Когда большинство бизнесменов ушли, Якушев взял под руки бритоголового Тимура Васильевича и по-юношески вихрастого Александра Морозкина, сел за еще не убранный стол.
– Вы правы, коллеги, я меры не знаю, способен лошадей загнать. Но ведь никто не знает, состоятся ли выборы в девяносто шестом или Ельцина попытаются заменить в девяносто пятом. Плох он или хорош, я лично его на дух не переношу, но он не фашист и резни не допустит. А вот если Ельцина сменят и посадят на трон безмозглого солдатика, либо «красно-коричневого» типа Зюганова – Невзорова, либо Бесковитого, тогда останется только бежать. Поэтому я и говорю, что мы должны по мере сил участвовать в избрании нового президента. Никого не пытаться свергнуть, ничего не перетасовывать – нам это не под силу, но помочь деньгами людям разумным, уравновешенным, не делающим единственную ставку на силовые министерства.
– А конкретно? – спросил Морозкин.
– Недавно назначен вице-премьером молодой, насколько мне известно, прогрессивно мыслящий человек, Вадим Суриков.
– Люди – терпеть не могу слово «народ», у меня сразу перед глазами табун или стадо, – Тимур огладил бритую голову, – люди, жители России, его не знают.
– Вадиму, – я как раз его знаю, – никак не обойти нынешних зубров и фашистов, – сказал Морозкин.
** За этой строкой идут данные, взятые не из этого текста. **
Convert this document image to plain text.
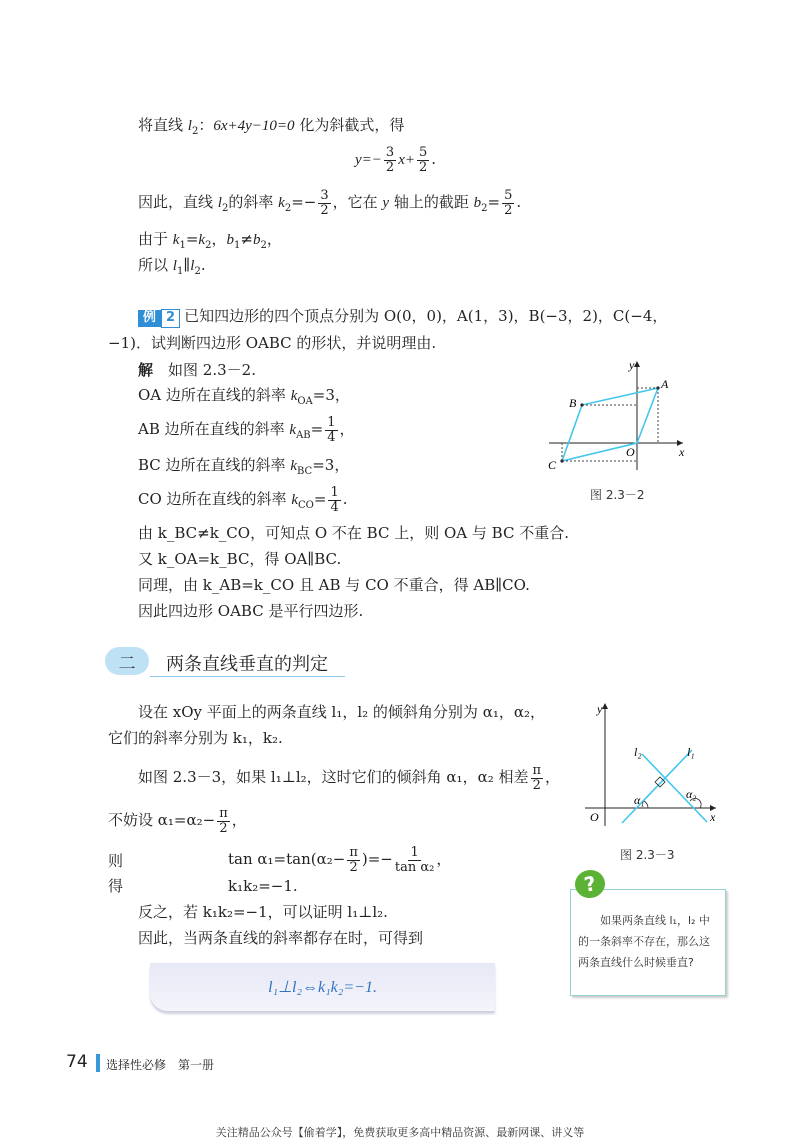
将直线 $l_2$：6x+4y−10=0 化为斜截式，得
$y=- \frac{3}{2} x+ \frac{5}{2}$ .
因此，直线 $l_2$的斜率 $k_2=- \frac{3}{2}$ ，它在 y 轴上的截距 $b_2= \frac{5}{2}$ .
由于 $k_1=k_2$，$b_1\ne b_2$，
所以 $l_1\parallel l_2$.
例 2 已知四边形的四个顶点分别为 O(0，0)，A(1，3)，B(−3，2)，C(−4，
−1)．试判断四边形 OABC 的形状，并说明理由.
解　 如图 2.3－2.
OA 边所在直线的斜率 $k_{OA}=3$，
AB 边所在直线的斜率 $k_{AB}= \frac{1}{4}$ ，
BC 边所在直线的斜率 $k_{BC}=3$，
CO 边所在直线的斜率 $k_{CO}= \frac{1}{4}$ .
由 k_BC≠k_CO，可知点 O 不在 BC 上，则 OA 与 BC 不重合.
又 k_OA=k_BC，得 OA∥BC.
同理，由 k_AB=k_CO 且 AB 与 CO 不重合，得 AB∥CO.
因此四边形 OABC 是平行四边形.
y
x
A
B
C
O
图 2.3－2
二	两条直线垂直的判定
设在 xOy 平面上的两条直线 l₁，l₂ 的倾斜角分别为 α₁，α₂，
它们的斜率分别为 k₁，k₂.
如图 2.3－3，如果 l₁⊥l₂，这时它们的倾斜角 α₁，α₂ 相差 $\frac{\pi}{2}$ ，
不妨设 $\alpha_1=\alpha_2- \frac{\pi}{2}$ ，
则	$\tan \alpha_1=\tan(\alpha_2- \frac{\pi}{2}$ )=− $\frac{1}{\text{tan α₂}}$ ，
得	k₁k₂=−1.
反之，若 k₁k₂=−1，可以证明 l₁⊥l₂.
因此，当两条直线的斜率都存在时，可得到
l₁⊥l₂⇔k₁k₂=−1.
y
x
O
l₁
l₂
α₁	α₂
图 2.3－3
?
如果两条直线 l₁，l₂ 中的一条斜率不存在，那么这两条直线什么时候垂直?
74 选择性必修　第一册
关注精品公众号【偷着学】，免费获取更多高中精品资源、最新网课、讲义等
– Да, Вадима Сурикова не знают. Но он не замазан ни в крови, ни в грязной лжи, – ответил Якушев. – А для чего существуют телевидение, радио, газеты, средства массовой информации, – тоже отвратительное словосочетание, ассоциирующееся с радио в парикмахерской, которое играет и говорит как бы само для себя? Здесь наши личные связи и деньги могут сработать и сделать из молодого вице если не знаменитость, то человека достаточно известного и людям симпатичного.
Якушев, конечно, не обмолвился о том, что для воплощения в жизнь задуманного плана уже нанят киллер, что началась борьба между ФСК и МВД и все происходящее сегодня, тем более то, что свершится завтра, не имеет ничего общего ни с демократией, ни с надеждами людей, которые живут здесь, в России.
Поздним вечером в квартире Гурова собрались несколько оперативников, знавших Крячко и тем более Гурова многие годы. Мужчины в возрасте сорока, одетые не бедно, не богато, они не отличались физической мощью и мужественностью лиц, и глаза у них были не проницательные, а скорее усталые, временами равнодушные. Но каждый из присутствующих, а особенно все вместе они источали спокойную уверенность. Каждый из них принес с собой сверток, пакет, кейс. Когда все выложили на кухонный стол, выяснилось, что принесли еду, большинство – колбасу или ветчину, один даже захватил кастрюльку с еще теплой вареной картошкой и банку маринованных огурцов.